[Common Names: status report]

Ron Gatrelle gatrelle at tils-ttr.org
Tue May 13 12:33:58 EDT 2003

----- Original Message -----
From: "paul opler" <paulevi at webaccess.net>
To: <stan_gorodenski at asualumni.org>; <leps-l at lists.yale.edu>
Sent: Tuesday, May 13, 2003 10:12 AM
Subject: Re: [Fwd: [SoWestLep] Common Names: status report]
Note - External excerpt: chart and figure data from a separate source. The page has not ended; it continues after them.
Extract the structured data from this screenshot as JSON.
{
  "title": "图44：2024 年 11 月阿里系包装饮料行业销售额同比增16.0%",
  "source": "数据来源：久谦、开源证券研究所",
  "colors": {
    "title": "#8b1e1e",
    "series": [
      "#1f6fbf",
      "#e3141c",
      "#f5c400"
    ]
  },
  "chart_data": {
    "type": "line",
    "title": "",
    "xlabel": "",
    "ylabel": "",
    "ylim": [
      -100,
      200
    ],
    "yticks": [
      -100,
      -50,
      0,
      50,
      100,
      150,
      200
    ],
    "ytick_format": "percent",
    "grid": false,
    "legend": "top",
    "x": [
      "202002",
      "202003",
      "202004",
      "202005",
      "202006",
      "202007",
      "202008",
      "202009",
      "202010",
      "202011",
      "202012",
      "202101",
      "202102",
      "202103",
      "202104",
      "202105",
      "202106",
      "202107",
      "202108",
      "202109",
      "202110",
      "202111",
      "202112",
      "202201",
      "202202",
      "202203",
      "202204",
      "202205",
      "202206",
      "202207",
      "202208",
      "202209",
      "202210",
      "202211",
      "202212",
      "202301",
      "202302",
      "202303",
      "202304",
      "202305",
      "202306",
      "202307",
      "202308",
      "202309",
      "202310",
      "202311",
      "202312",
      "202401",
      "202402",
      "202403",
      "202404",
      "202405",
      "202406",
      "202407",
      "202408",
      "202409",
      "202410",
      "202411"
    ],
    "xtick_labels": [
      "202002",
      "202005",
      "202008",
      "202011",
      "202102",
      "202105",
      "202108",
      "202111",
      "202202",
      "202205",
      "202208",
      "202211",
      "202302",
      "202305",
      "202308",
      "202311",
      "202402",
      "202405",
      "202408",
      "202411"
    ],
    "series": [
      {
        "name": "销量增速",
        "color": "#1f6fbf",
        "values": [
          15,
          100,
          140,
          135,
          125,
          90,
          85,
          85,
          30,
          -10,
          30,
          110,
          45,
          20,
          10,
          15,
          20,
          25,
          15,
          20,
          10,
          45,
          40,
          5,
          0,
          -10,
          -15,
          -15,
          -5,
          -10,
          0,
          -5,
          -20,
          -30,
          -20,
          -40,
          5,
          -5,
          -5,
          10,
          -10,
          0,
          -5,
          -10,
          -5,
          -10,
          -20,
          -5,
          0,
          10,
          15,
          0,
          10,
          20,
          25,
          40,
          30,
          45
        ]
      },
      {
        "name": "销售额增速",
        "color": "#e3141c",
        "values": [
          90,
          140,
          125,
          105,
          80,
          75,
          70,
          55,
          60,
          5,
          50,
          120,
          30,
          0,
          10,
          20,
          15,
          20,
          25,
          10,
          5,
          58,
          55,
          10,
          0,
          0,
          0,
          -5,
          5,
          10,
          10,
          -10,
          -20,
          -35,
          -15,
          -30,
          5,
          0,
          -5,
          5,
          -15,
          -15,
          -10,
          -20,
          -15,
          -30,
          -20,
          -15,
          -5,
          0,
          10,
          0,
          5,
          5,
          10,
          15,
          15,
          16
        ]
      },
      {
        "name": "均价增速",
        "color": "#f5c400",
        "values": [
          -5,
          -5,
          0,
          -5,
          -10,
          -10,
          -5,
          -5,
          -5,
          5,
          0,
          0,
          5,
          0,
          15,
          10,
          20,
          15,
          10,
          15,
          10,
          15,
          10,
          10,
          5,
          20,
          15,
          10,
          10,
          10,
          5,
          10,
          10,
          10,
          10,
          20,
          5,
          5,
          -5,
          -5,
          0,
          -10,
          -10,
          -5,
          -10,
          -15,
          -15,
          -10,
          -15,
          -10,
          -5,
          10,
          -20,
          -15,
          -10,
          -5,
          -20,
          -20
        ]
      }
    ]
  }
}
> The major difference, of course, is that common names have absolutely no
> standing according to taxonomic procedures and rule, whereas Latinized
> do have such standing.  Common names may be more stable, but Latin name
> usage reflects our often changing concepts about the taxal standing of
> various organisms and the synonymy of names.
> In addition, Latin names have international standing, whereas as common
> names do not.  A good example is the Mourning Cloak, a name
> in England where the same species is the Camberwell Beauty or in Germany
> where it is Trauermantel, etc., etc.
> Cheers,
> Paul

This thread reminds me of something I noted about a week ago.  On another
list serve botanists were talking about plant stuff and I noted the
following terminology being frequently used.  Rather that scientific vs.
common, the names were referred to "botanical" and "common".    There was a
great significance in this to me which is why I jotted it down on a note
pad.  I did not see any of the plant people refer to them a "scientific"

Botanical   /   common

Lepidopteral   /   common

When one says scientific  or common some may think of this as two optional
types of equal names: ones that the scientists use and the other ones used
by everybody else.   But to me saying botanical means that these are the
"real" names of plants and the "common" names are just our (scientists and
lay folk alike) informal slang for them.   My take is surely purely all in
the way my own perceptions function re these terms and others would see no
such imagery at all.   However, I do feel there is something that I can't
quite put my finger on that is causing some to not "get it" when it comes
to the fact that the "latinized/scientific/lepidopterological"  epithets
are the_ real_ names of butterflies, skippers and moths - Lepidoptera.
Just like the botanical names are the real names of plants.